De fato, os impactos da pandemia do COVID 19, no Brasil explicitaram ainda mais a enorme discrepância entre diferentes realidades sociais que coexistem no país, reacendendo as discussões acerca da SAN, à semelhança do que vem acontecendo em outros países que enfrentam a mesma situação de pandemia. Do total de 211,7 milhões de brasileiros(as), 116,8 milhões conviviam com algum grau de IAN e, destes, 43,4 milhões não tinham alimentos em quantidade suficiente e 19 milhões de brasileiros(as) enfrentavam a fome (VIGISSAN, 2021).
É alarmante que a situação de IA grave e fome tenham voltado aos patamares de 2004. Um desafio persistente, que parecia superado há alguns anos pelo resultado do acúmulo de políticas de longo prazo, retorna ao centro das preocupações sociais e do debate público. Neste sentido, é fundamental termos pesquisas atualizadas e confiáveis, alinhadas a metodologias consolidadas, que possam informar políticas e programas de combate à fome.

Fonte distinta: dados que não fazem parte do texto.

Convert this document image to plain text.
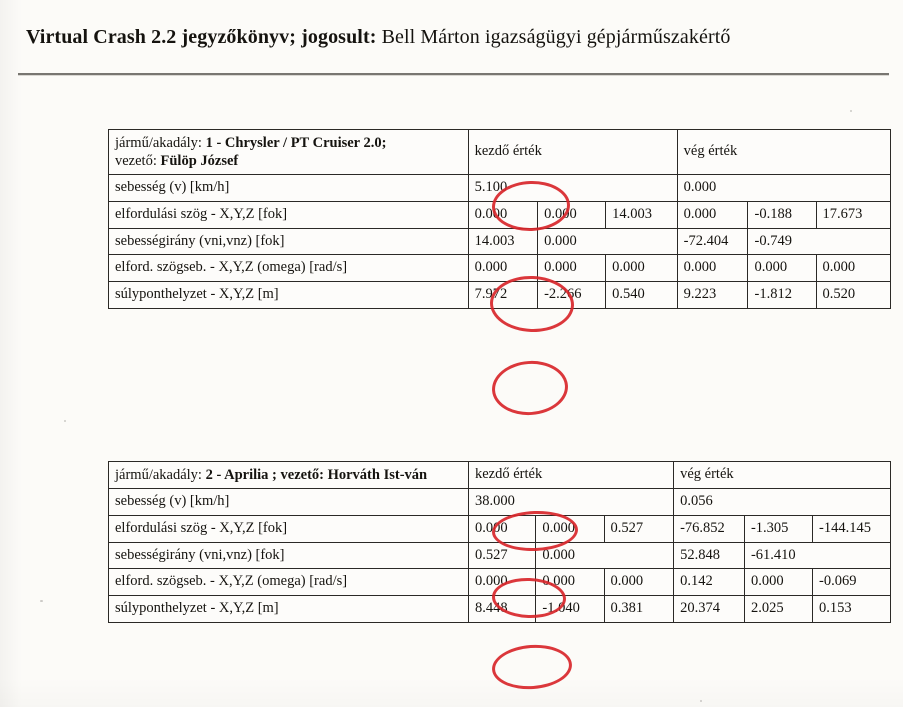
Virtual Crash 2.2 jegyzőkönyv; jogosult: Bell Márton igazságügyi gépjárműszakértő
jármű/akadály: 1 - Chrysler / PT Cruiser 2.0;
vezető: Fülöp József	kezdő érték			vég érték		
sebesség (v) [km/h]	5.100			0.000		
elfordulási szög - X,Y,Z [fok]	0.000	0.000	14.003	0.000	-0.188	17.673
sebességirány (vni,vnz) [fok]	14.003	0.000		-72.404	-0.749	
elford. szögseb. - X,Y,Z (omega) [rad/s]	0.000	0.000	0.000	0.000	0.000	0.000
súlyponthelyzet - X,Y,Z [m]	7.972	-2.266	0.540	9.223	-1.812	0.520
jármű/akadály: 2 - Aprilia ; vezető: Horváth Ist-ván	kezdő érték			vég érték		
sebesség (v) [km/h]	38.000			0.056		
elfordulási szög - X,Y,Z [fok]	0.000	0.000	0.527	-76.852	-1.305	-144.145
sebességirány (vni,vnz) [fok]	0.527	0.000		52.848	-61.410	
elford. szögseb. - X,Y,Z (omega) [rad/s]	0.000	0.000	0.000	0.142	0.000	-0.069
súlyponthelyzet - X,Y,Z [m]	8.448	-1.040	0.381	20.374	2.025	0.153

Tal enfrentamento deve ainda estar acompanhado de perspectivas que incorporem princípios de uma alimentação saudável, justa e sustentável. O combate à fome não se fará dissociado de transformações dos sistemas alimentares no sentido da redução de impactos sobre as mudanças climáticas, do cuidado com a saúde das pessoas e da construção de relações sociais justas e equitativas (DAUFENBACK; COELHO; BÓGUS, 2021).
É urgente e imprescindível ações e políticas públicas efetivas que, respeitadas as restrições impostas pela crise sanitária que se agrava no Brasil, auxiliem os grupos populacionais mais vulnerabilizados e promovam a SAN, ao lado de políticas estruturais direcionadas à redução das desigualdades sociais e das iniquidades no nosso país.